Sick pioneers

“It all began in the early 1920s in Vienna. Wilhelm Reich was not only a young student of Freud’s… But the father of psychoanalysis himself called him: ‘Der beste Kopfe.’ “The Best Mind in Psychoanalysis.” His ideas were so brilliant that already at the age of 22 – well before finishing his studies – Freud introduced him to work as a Psychoanalyst.”
This pops up in my FB-feed (an ad for something called “Metameric massage”). I don’t know much about Wilhelm Reich, hardly anything at all, other than that he somehow derailed later in in his career.
But It gets me starting to think about genius and madness. I recently got reminded of another of those freethinking pioneers, R. D. Laing, who also derailed, disappeared, and whose work has long been in the psychiatric-therapeutic freezer. But is being taught again today.

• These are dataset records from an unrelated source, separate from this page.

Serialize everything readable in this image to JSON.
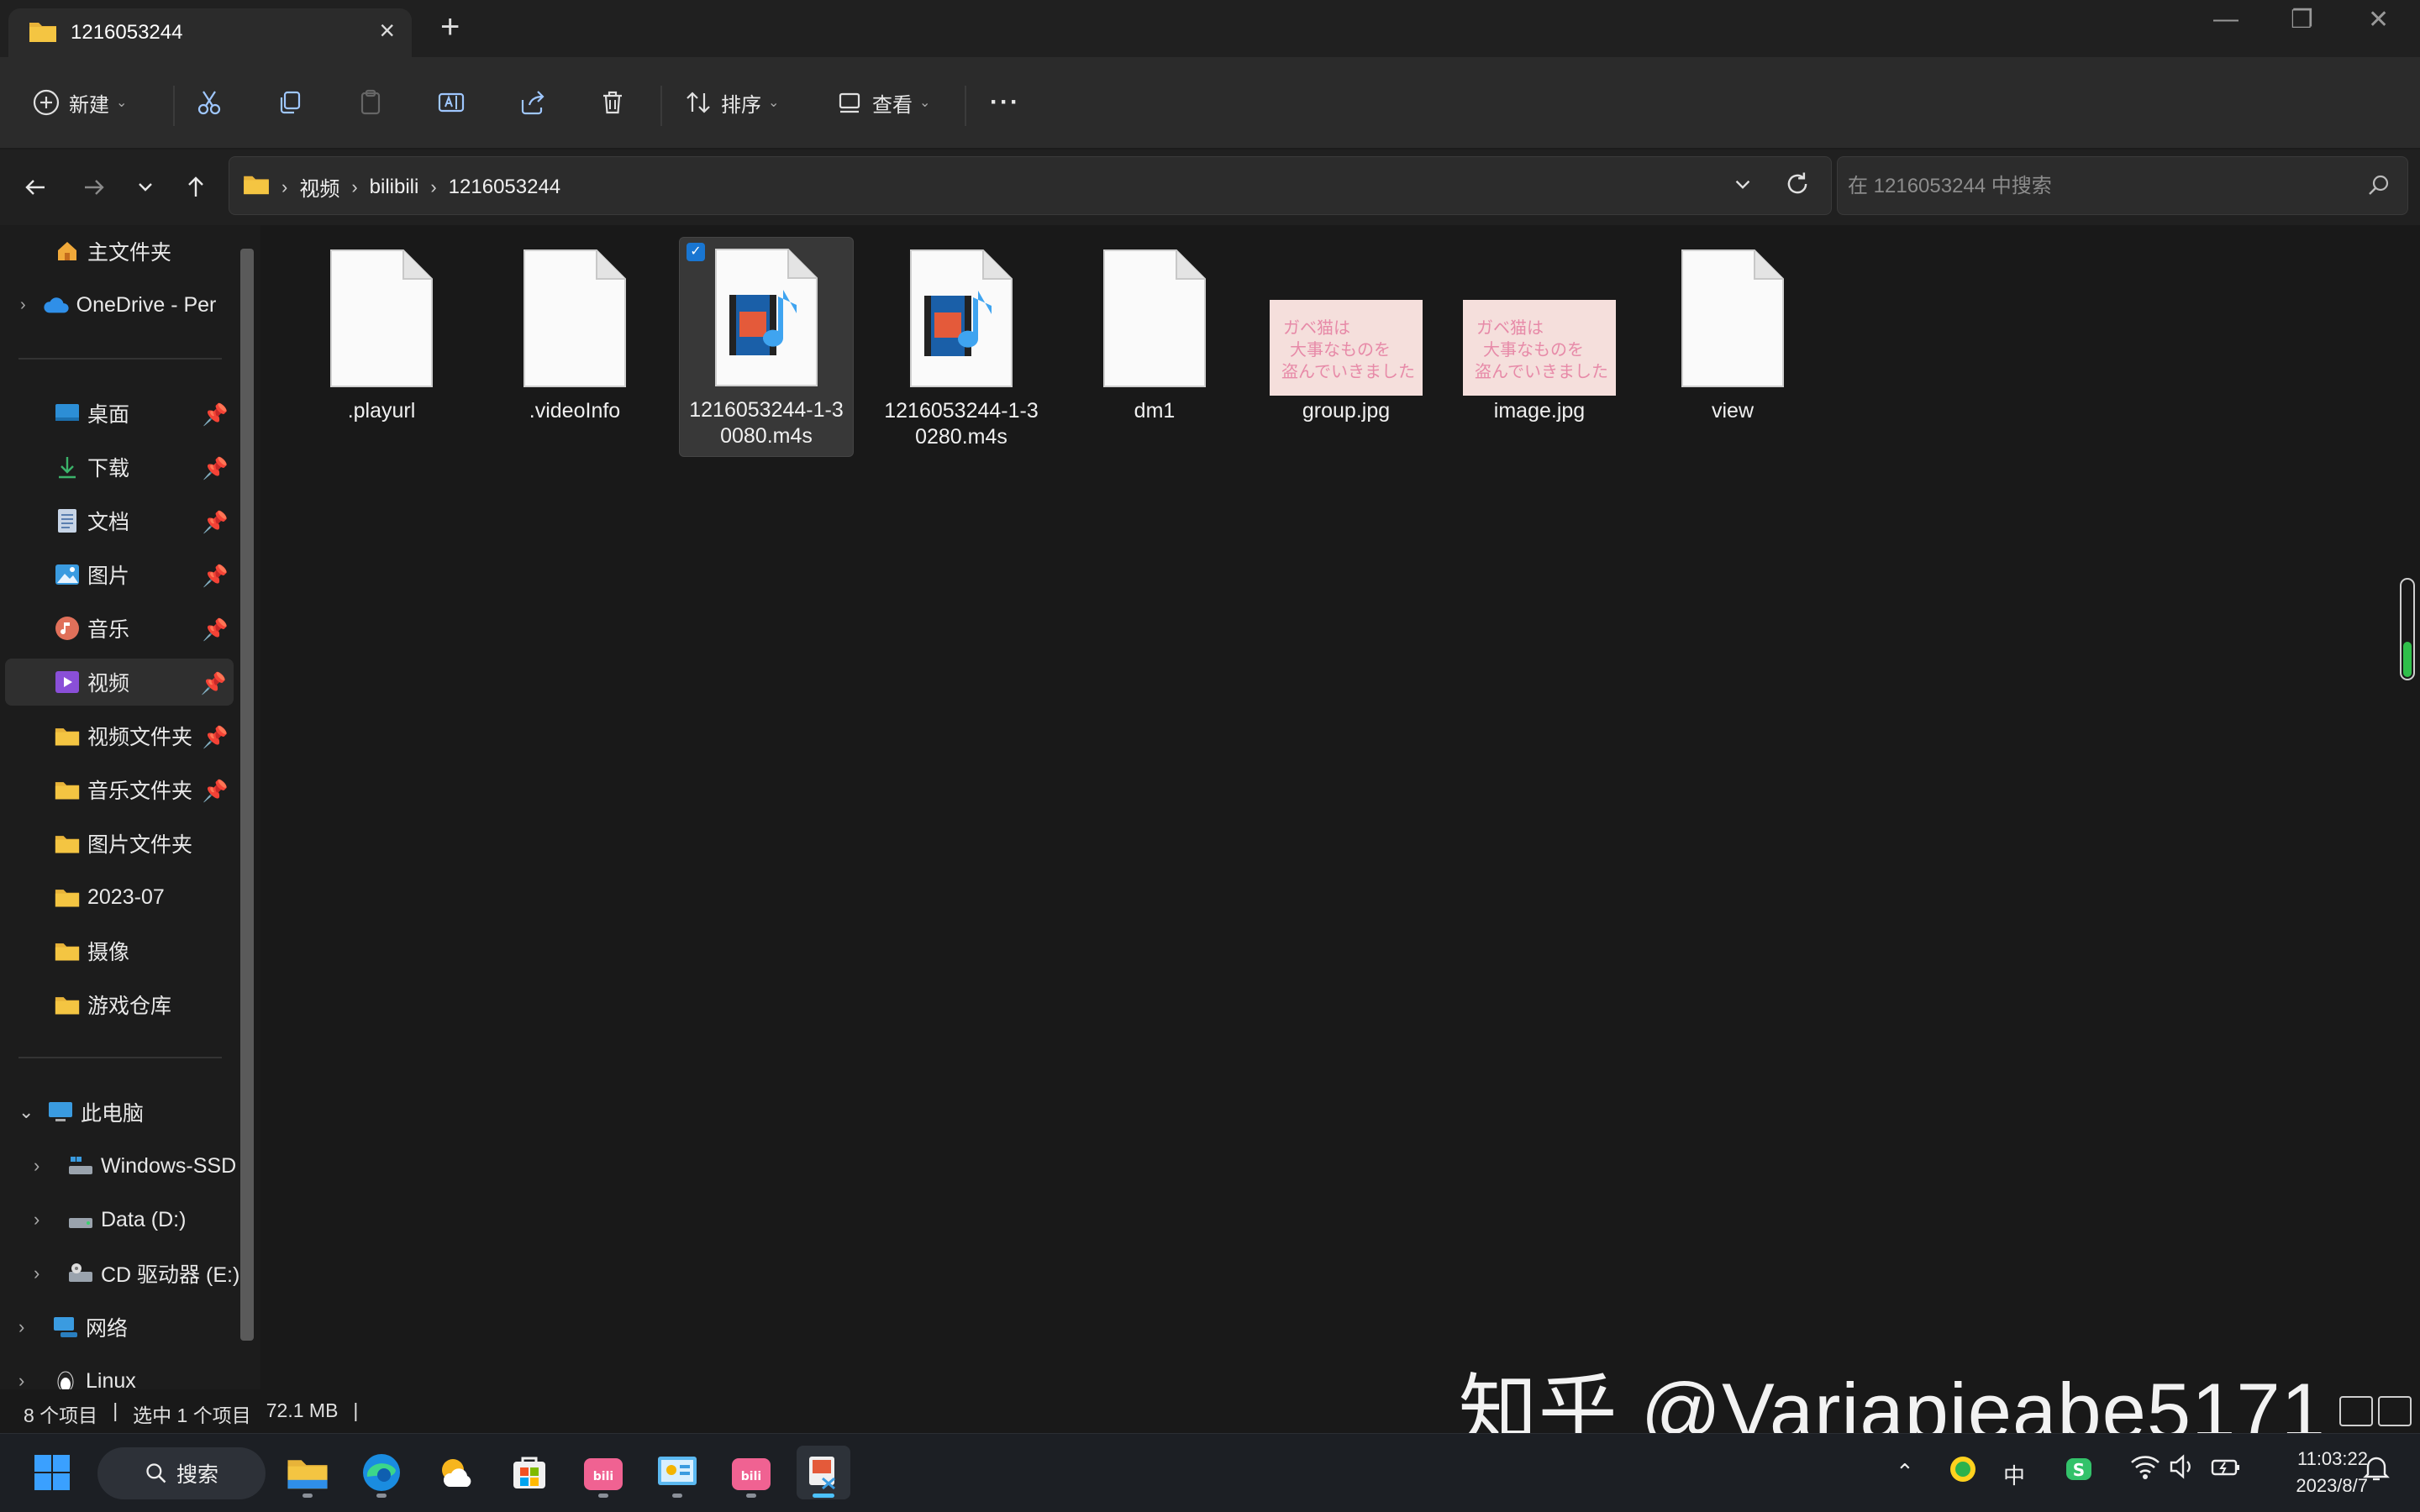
{
  "window": {
    "tab_title": "1216053244",
    "new_tab": "+",
    "close_tab": "×"
  },
  "toolbar": {
    "new_label": "新建",
    "sort_label": "排序",
    "view_label": "查看",
    "more": "···"
  },
  "address": {
    "crumbs": [
      "视频",
      "bilibili",
      "1216053244"
    ],
    "search_placeholder": "在 1216053244 中搜索"
  },
  "sidebar": {
    "home": "主文件夹",
    "onedrive": "OneDrive - Per",
    "quick": [
      "桌面",
      "下载",
      "文档",
      "图片",
      "音乐",
      "视频",
      "视频文件夹",
      "音乐文件夹",
      "图片文件夹",
      "2023-07",
      "摄像",
      "游戏仓库"
    ],
    "this_pc": "此电脑",
    "drives": [
      "Windows-SSD",
      "Data (D:)",
      "CD 驱动器 (E:)"
    ],
    "network": "网络",
    "linux": "Linux"
  },
  "files": [
    {
      "name": ".playurl",
      "type": "blank"
    },
    {
      "name": ".videoInfo",
      "type": "blank"
    },
    {
      "name": "1216053244-1-30080.m4s",
      "type": "media",
      "selected": true
    },
    {
      "name": "1216053244-1-30280.m4s",
      "type": "media"
    },
    {
      "name": "dm1",
      "type": "blank"
    },
    {
      "name": "group.jpg",
      "type": "image"
    },
    {
      "name": "image.jpg",
      "type": "image"
    },
    {
      "name": "view",
      "type": "blank"
    }
  ],
  "thumbnail_text": [
    "ガベ猫は",
    "大事なものを",
    "盗んでいきました"
  ],
  "status": {
    "count": "8 个项目",
    "selection": "选中 1 个项目",
    "size": "72.1 MB"
  },
  "watermark": "知乎 @Variapieabe5171",
  "taskbar": {
    "search_label": "搜索",
    "ime": "中",
    "time": "11:03:22",
    "date": "2023/8/7"
  },
  "colors": {
    "accent": "#4cc2ff",
    "folder": "#f4c542",
    "checkbox": "#1976d2"
  }
}
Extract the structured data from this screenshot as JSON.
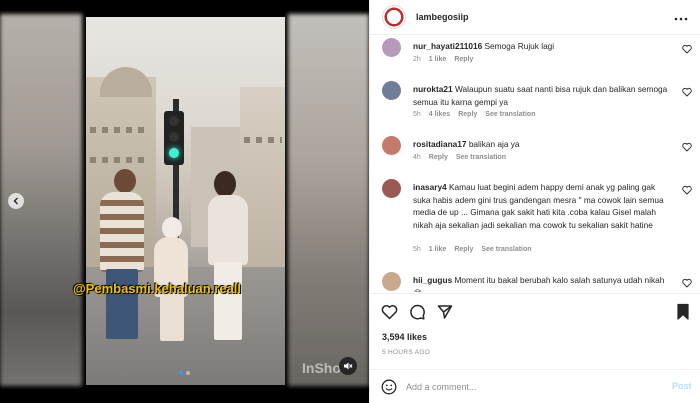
{
  "media": {
    "watermark_text": "@Pembasmi.kehaluan.reall",
    "brand_text": "InShot",
    "slide_count": 2,
    "active_slide": 1
  },
  "post": {
    "username": "lambegosiip",
    "more_icon": "more-horizontal-icon"
  },
  "comments": [
    {
      "username": "nur_hayati211016",
      "text": "Semoga Rujuk lagi",
      "time": "2h",
      "likes": "1 like",
      "reply": "Reply",
      "translation": "",
      "avatar_color": "#b79ab9"
    },
    {
      "username": "nurokta21",
      "text": "Walaupun suatu saat nanti bisa rujuk dan balikan semoga semua itu karna gempi ya",
      "time": "5h",
      "likes": "4 likes",
      "reply": "Reply",
      "translation": "See translation",
      "avatar_color": "#6f7e96"
    },
    {
      "username": "rositadiana17",
      "text": "balikan aja ya",
      "time": "4h",
      "likes": "",
      "reply": "Reply",
      "translation": "See translation",
      "avatar_color": "#c47b6b"
    },
    {
      "username": "inasary4",
      "text": "Kamau luat begini adem happy demi anak yg paling gak suka habis adem gini trus gandengan mesra \" ma cowok lain semua media de up ... Gimana gak sakit hati kita .coba kalau Gisel malah nikah aja sekalian jadi sekalian ma cowok tu sekalian sakit hatine",
      "time": "5h",
      "likes": "1 like",
      "reply": "Reply",
      "translation": "See translation",
      "avatar_color": "#9a5a52"
    },
    {
      "username": "hii_gugus",
      "text": "Moment itu bakal berubah kalo salah satunya udah nikah😂",
      "time": "",
      "likes": "",
      "reply": "",
      "translation": "",
      "avatar_color": "#c9a98c"
    }
  ],
  "actions": {
    "likes_count": "3,594 likes",
    "date": "5 HOURS AGO",
    "add_comment_placeholder": "Add a comment...",
    "post_label": "Post"
  },
  "colors": {
    "link_blue": "#3897f0",
    "post_disabled": "#b2dffc",
    "watermark_yellow": "#f2c300"
  }
}
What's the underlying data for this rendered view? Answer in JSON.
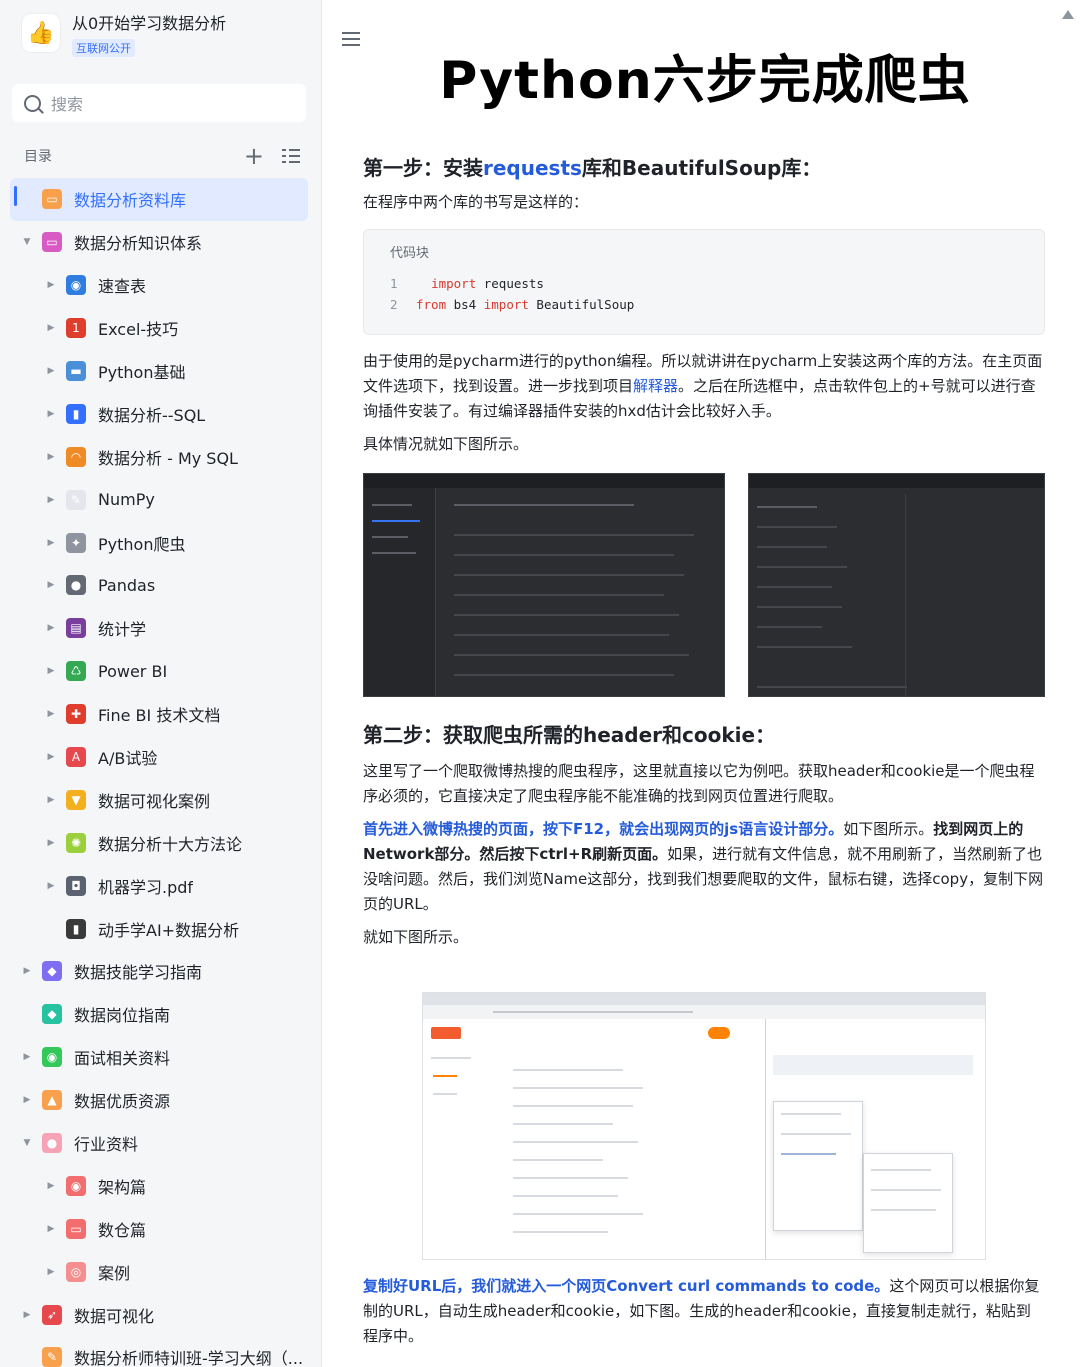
{
  "workspace": {
    "name": "从0开始学习数据分析",
    "badge": "互联网公开",
    "logo_icon": "thumbs-up-icon"
  },
  "search": {
    "placeholder": "搜索"
  },
  "toc": {
    "title": "目录"
  },
  "nav_items": [
    {
      "label": "数据分析资料库",
      "level": 0,
      "caret": "",
      "icon_color": "#f8a04b",
      "icon_glyph": "▭",
      "active": true
    },
    {
      "label": "数据分析知识体系",
      "level": 0,
      "caret": "▼",
      "icon_color": "#d85bc3",
      "icon_glyph": "▭"
    },
    {
      "label": "速查表",
      "level": 1,
      "caret": "▶",
      "icon_color": "#2f7de1",
      "icon_glyph": "◉"
    },
    {
      "label": "Excel-技巧",
      "level": 1,
      "caret": "▶",
      "icon_color": "#e03e2d",
      "icon_glyph": "1"
    },
    {
      "label": "Python基础",
      "level": 1,
      "caret": "▶",
      "icon_color": "#4a90d9",
      "icon_glyph": "▬"
    },
    {
      "label": "数据分析--SQL",
      "level": 1,
      "caret": "▶",
      "icon_color": "#3370ff",
      "icon_glyph": "▮"
    },
    {
      "label": "数据分析 - My SQL",
      "level": 1,
      "caret": "▶",
      "icon_color": "#f08a24",
      "icon_glyph": "◠"
    },
    {
      "label": "NumPy",
      "level": 1,
      "caret": "▶",
      "icon_color": "#e5e6eb",
      "icon_glyph": "✎"
    },
    {
      "label": "Python爬虫",
      "level": 1,
      "caret": "▶",
      "icon_color": "#8f959e",
      "icon_glyph": "✦"
    },
    {
      "label": "Pandas",
      "level": 1,
      "caret": "▶",
      "icon_color": "#646a73",
      "icon_glyph": "●"
    },
    {
      "label": "统计学",
      "level": 1,
      "caret": "▶",
      "icon_color": "#7a3e9d",
      "icon_glyph": "▤"
    },
    {
      "label": "Power BI",
      "level": 1,
      "caret": "▶",
      "icon_color": "#34a853",
      "icon_glyph": "♺"
    },
    {
      "label": "Fine BI 技术文档",
      "level": 1,
      "caret": "▶",
      "icon_color": "#e03e2d",
      "icon_glyph": "✚"
    },
    {
      "label": "A/B试验",
      "level": 1,
      "caret": "▶",
      "icon_color": "#e5484d",
      "icon_glyph": "A"
    },
    {
      "label": "数据可视化案例",
      "level": 1,
      "caret": "▶",
      "icon_color": "#f2b01e",
      "icon_glyph": "▼"
    },
    {
      "label": "数据分析十大方法论",
      "level": 1,
      "caret": "▶",
      "icon_color": "#9ccf3c",
      "icon_glyph": "✺"
    },
    {
      "label": "机器学习.pdf",
      "level": 1,
      "caret": "▶",
      "icon_color": "#5b6270",
      "icon_glyph": "◘"
    },
    {
      "label": "动手学AI+数据分析",
      "level": 1,
      "caret": "",
      "icon_color": "#3a3a3a",
      "icon_glyph": "▮"
    },
    {
      "label": "数据技能学习指南",
      "level": 0,
      "caret": "▶",
      "icon_color": "#7f6df2",
      "icon_glyph": "◆"
    },
    {
      "label": "数据岗位指南",
      "level": 0,
      "caret": "",
      "icon_color": "#27c2a0",
      "icon_glyph": "◆"
    },
    {
      "label": "面试相关资料",
      "level": 0,
      "caret": "▶",
      "icon_color": "#34c759",
      "icon_glyph": "◉"
    },
    {
      "label": "数据优质资源",
      "level": 0,
      "caret": "▶",
      "icon_color": "#f8a04b",
      "icon_glyph": "▲"
    },
    {
      "label": "行业资料",
      "level": 0,
      "caret": "▼",
      "icon_color": "#f5a3b5",
      "icon_glyph": "●"
    },
    {
      "label": "架构篇",
      "level": 1,
      "caret": "▶",
      "icon_color": "#f26d6d",
      "icon_glyph": "◉"
    },
    {
      "label": "数仓篇",
      "level": 1,
      "caret": "▶",
      "icon_color": "#f26d6d",
      "icon_glyph": "▭"
    },
    {
      "label": "案例",
      "level": 1,
      "caret": "▶",
      "icon_color": "#f58f8f",
      "icon_glyph": "◎"
    },
    {
      "label": "数据可视化",
      "level": 0,
      "caret": "▶",
      "icon_color": "#e5484d",
      "icon_glyph": "➶"
    },
    {
      "label": "数据分析师特训班-学习大纲（...",
      "level": 0,
      "caret": "",
      "icon_color": "#f8a04b",
      "icon_glyph": "✎"
    }
  ],
  "doc": {
    "title": "Python六步完成爬虫",
    "step1": {
      "heading_prefix": "第一步：安装",
      "heading_highlight": "requests",
      "heading_suffix": "库和BeautifulSoup库：",
      "intro": "在程序中两个库的书写是这样的：",
      "code_label": "代码块",
      "code_lines": [
        {
          "num": "1",
          "indent": "  ",
          "kw1": "import",
          "mid": " requests",
          "kw2": "",
          "tail": ""
        },
        {
          "num": "2",
          "indent": "",
          "kw1": "from",
          "mid": " bs4 ",
          "kw2": "import",
          "tail": " BeautifulSoup"
        }
      ],
      "para1_a": "由于使用的是pycharm进行的python编程。所以就讲讲在pycharm上安装这两个库的方法。在主页面文件选项下，找到设置。进一步找到项目",
      "para1_link": "解释器",
      "para1_b": "。之后在所选框中，点击软件包上的+号就可以进行查询插件安装了。有过编译器插件安装的hxd估计会比较好入手。",
      "para2": "具体情况就如下图所示。"
    },
    "step2": {
      "heading": "第二步：获取爬虫所需的header和cookie：",
      "para1": "这里写了一个爬取微博热搜的爬虫程序，这里就直接以它为例吧。获取header和cookie是一个爬虫程序必须的，它直接决定了爬虫程序能不能准确的找到网页位置进行爬取。",
      "para2_blue": "首先进入微博热搜的页面，按下F12，就会出现网页的js语言设计部分。",
      "para2_plain1": "如下图所示。",
      "para2_bold": "找到网页上的Network部分。然后按下ctrl+R刷新页面。",
      "para2_plain2": "如果，进行就有文件信息，就不用刷新了，当然刷新了也没啥问题。然后，我们浏览Name这部分，找到我们想要爬取的文件，鼠标右键，选择copy，复制下网页的URL。",
      "para3": "就如下图所示。",
      "para4_blue": "复制好URL后，我们就进入一个网页Convert curl commands to code。",
      "para4_plain": "这个网页可以根据你复制的URL，自动生成header和cookie，如下图。生成的header和cookie，直接复制走就行，粘贴到程序中。"
    }
  }
}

Yes, Madness and Genius, how they are connected. I think something that many of the pioneers, the founders of different schools, etc, in the world of psychology (I limit my thoughts to that) had in common, is that they somehow have been troubled souls. “Cross-border.” But what’s underneath this? What does their desire to transcend boundaries come of?
I often think it must have had something to do with their early upbringing. A sort of imbalance, actually. How they have had it with mom and dad (or equivalent), simply put. Reasonably harmonious individuals, who have found their (psychologically) place in the world rarely have what it takes. They rarely have that itch to make revenge or make their mark on the world, to rebel against establishments & authorities. They seldom have this deep experience that you have something unique to come up with, something that you obviously need to manifest.
So, that it’s really a defect or wound, a developmental psychological flaw in them, that drives them… They can achieve great things, find truths, make important contributions. But basically or in some respects, at least in the beginning, they often are “sicker” than average.